Friday, November 26, 2004

things to do in texas when you're dead

on each of my flights over i was fortunate enough to sit next to two friendly girls (i got two e-mail addresses out of it, one a sorority girl from lafayette and the other a med student from nyu; guess which one i liked better). i had pretty much the same conversation on each flight, with two different people. the trip was surprisingly better than i thought it would be.

i did have three manhattans at the lafayette airport before i left, so maybe i was just fucked up.

on the flight from houston to san antonio a guy sitting behind me was halping a woman put a large carry-on into the overhead. she asked if he would remember to get it down for her when we landed, and his response was "ma'am i promise, unless for some reason i get... (pause) ...raptured, or something, i'll get it for you", in jest.

i was cackling uncontrollably.

i whispered to the guy that he'd better be careful, talking that way on an airplane in the heart of god's country. but seriously, i haven't laughed that heartily or sincerely in a long time.
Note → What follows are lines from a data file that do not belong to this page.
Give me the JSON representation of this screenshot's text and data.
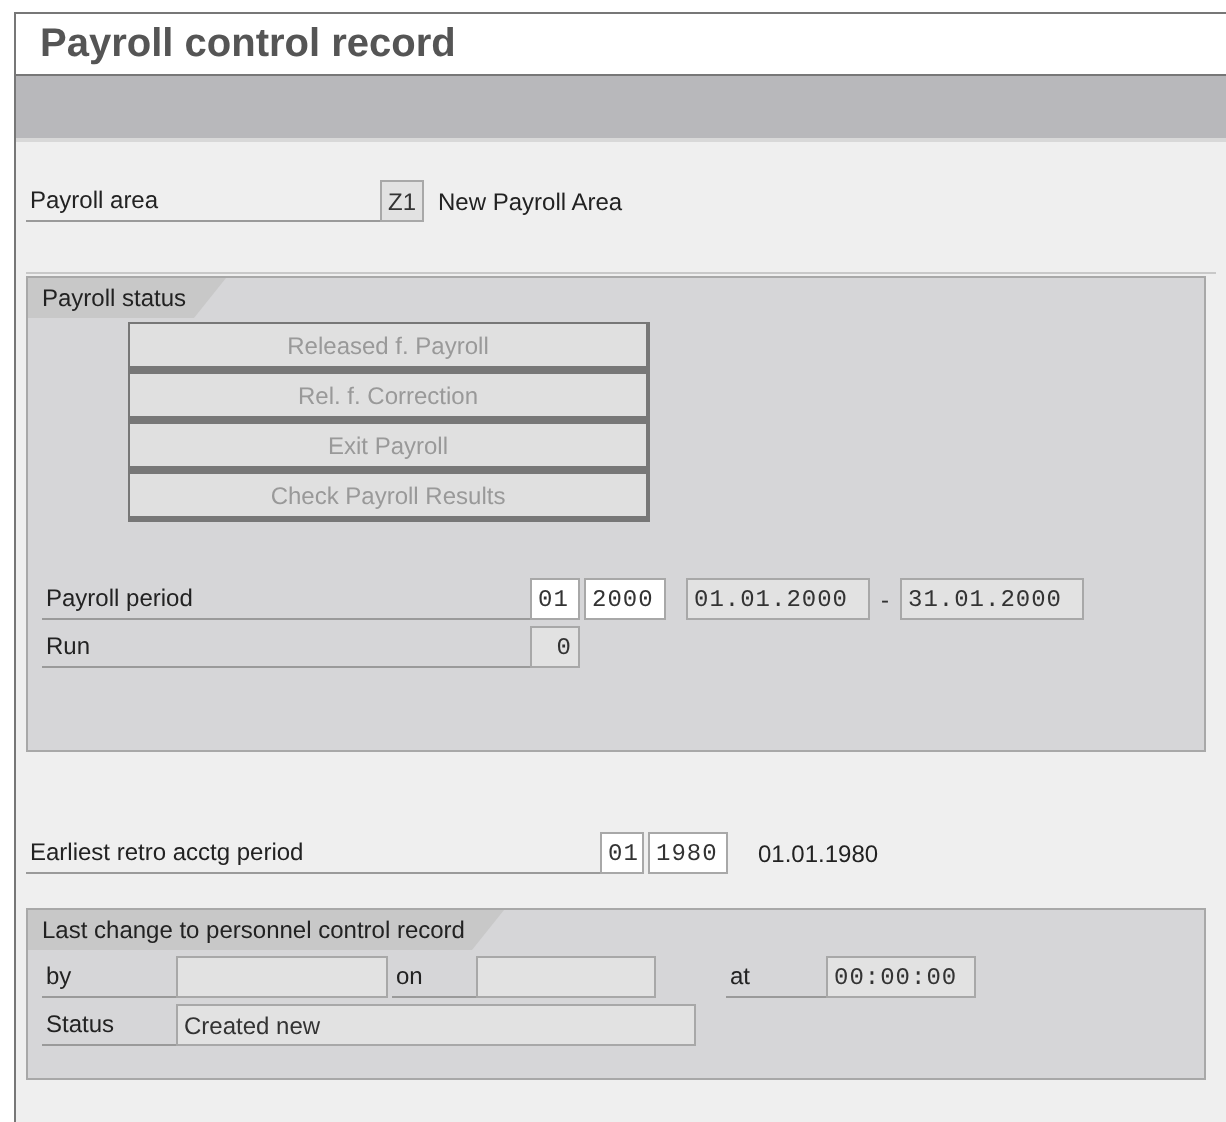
{
  "title": "Payroll control record",
  "payroll_area": {
    "label": "Payroll area",
    "code": {
      "value": "Z1",
      "editable": false
    },
    "name": "New Payroll Area"
  },
  "payroll_status": {
    "title": "Payroll status",
    "buttons": [
      {
        "label": "Released f. Payroll",
        "disabled": true
      },
      {
        "label": "Rel. f. Correction",
        "disabled": true
      },
      {
        "label": "Exit Payroll",
        "disabled": true
      },
      {
        "label": "Check Payroll Results",
        "disabled": true
      }
    ],
    "period": {
      "label": "Payroll period",
      "number": {
        "value": "01",
        "editable": true
      },
      "year": {
        "value": "2000",
        "editable": true
      },
      "start_date": {
        "value": "01.01.2000",
        "editable": false
      },
      "separator": "-",
      "end_date": {
        "value": "31.01.2000",
        "editable": false
      }
    },
    "run": {
      "label": "Run",
      "value": "0",
      "editable": false
    }
  },
  "earliest_retro": {
    "label": "Earliest retro acctg period",
    "number": {
      "value": "01",
      "editable": true
    },
    "year": {
      "value": "1980",
      "editable": true
    },
    "date": "01.01.1980"
  },
  "last_change": {
    "title": "Last change to personnel control record",
    "by": {
      "label": "by",
      "editable": false
    },
    "on": {
      "label": "on",
      "editable": false
    },
    "at": {
      "label": "at",
      "value": "00:00:00",
      "editable": false
    },
    "status": {
      "label": "Status",
      "value": "Created new",
      "editable": false
    }
  }
}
then yesterday, xgiving skullduggery at my rich texas uncle's ranch (guess what business he's in). come to find out your relatives are alot more fun when you get a couple of cocktails up enya (sail away).

i had to sit through a conversation with my cousin's husband (who has already bought their seven year-old daughter a hunting rifle, and takes her hunting all the time. it's not just a myth - people are morons down here). he kept telling me how liberals bribe black people for their votes with crack-cocaine. n-word this, n-word that. i seriously get queasy when i hear redneck whities say the n-word. don't trust whitey.

but again, all homage to the demon liquor for upping my tolerance of stupidity.

my parents catch the independent film channel, so i've pretty much been watching that non-stop. it hasn't been as bad a trip as i thought. thus far.